I need/request some help from those who have some experience in
debugging/profiling/tuning parallel scientific codes, specially for
I have parallelized a Fortran CFD code to run on
Ethernet-based-Linux-Cluster. Regarding MPI communication what I do is that:
Suppose that the grid/mesh is decomposed for n number of processors, such
that each processors has a number of elements that share their side/face
with different processors. What I do is that I start non blocking MPI
communication at the partition boundary faces (faces shared between any two
processors) , and then start computing values on the internal/non-shared
faces. When I complete this computation, I put WAITALL to ensure MPI
communication completion. Then I do computation on the partition boundary
faces (shared-ones). This way I try to hide the communication behind
computation. Is it correct?
IMPORTANT: Secondly, if processor A shares 50 faces (on 50 or less elements)

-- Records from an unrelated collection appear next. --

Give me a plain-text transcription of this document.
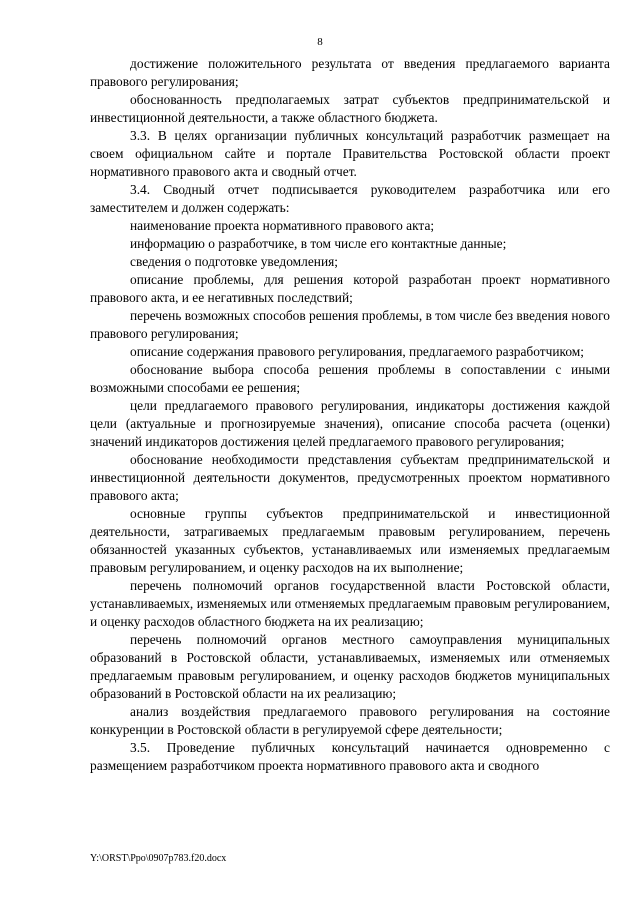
8

достижение положительного результата от введения предлагаемого варианта правового регулирования;

обоснованность предполагаемых затрат субъектов предпринимательской и инвестиционной деятельности, а также областного бюджета.

3.3. В целях организации публичных консультаций разработчик размещает на своем официальном сайте и портале Правительства Ростовской области проект нормативного правового акта и сводный отчет.

3.4. Сводный отчет подписывается руководителем разработчика или его заместителем и должен содержать:

наименование проекта нормативного правового акта;

информацию о разработчике, в том числе его контактные данные;

сведения о подготовке уведомления;

описание проблемы, для решения которой разработан проект нормативного правового акта, и ее негативных последствий;

перечень возможных способов решения проблемы, в том числе без введения нового правового регулирования;

описание содержания правового регулирования, предлагаемого разработчиком;

обоснование выбора способа решения проблемы в сопоставлении с иными возможными способами ее решения;

цели предлагаемого правового регулирования, индикаторы достижения каждой цели (актуальные и прогнозируемые значения), описание способа расчета (оценки) значений индикаторов достижения целей предлагаемого правового регулирования;

обоснование необходимости представления субъектам предпринимательской и инвестиционной деятельности документов, предусмотренных проектом нормативного правового акта;

основные группы субъектов предпринимательской и инвестиционной деятельности, затрагиваемых предлагаемым правовым регулированием, перечень обязанностей указанных субъектов, устанавливаемых или изменяемых предлагаемым правовым регулированием, и оценку расходов на их выполнение;

перечень полномочий органов государственной власти Ростовской области, устанавливаемых, изменяемых или отменяемых предлагаемым правовым регулированием, и оценку расходов областного бюджета на их реализацию;

перечень полномочий органов местного самоуправления муниципальных образований в Ростовской области, устанавливаемых, изменяемых или отменяемых предлагаемым правовым регулированием, и оценку расходов бюджетов муниципальных образований в Ростовской области на их реализацию;

анализ воздействия предлагаемого правового регулирования на состояние конкуренции в Ростовской области в регулируемой сфере деятельности;

3.5. Проведение публичных консультаций начинается одновременно с размещением разработчиком проекта нормативного правового акта и сводного

Y:\ORST\Ppo\0907p783.f20.docx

with an another processor B then it sends/recvs 50 different messages. So in
general if a processors has X number of faces sharing with any number of
other processors it sends/recvs that much messages. Is this way has "very
much reduced" performance in comparison to the possibility that processor A
will send/recv a single-bundle message (containg all 50-faces-data) to
process B. Means that in general a processor will only send/recv that much
messages as the number of processors neighbour to it. It will send a single
bundle/pack of messages to each neighbouring processor.
Is their "quite a much difference" between these two approaches?
THANK YOU VERY MUCH.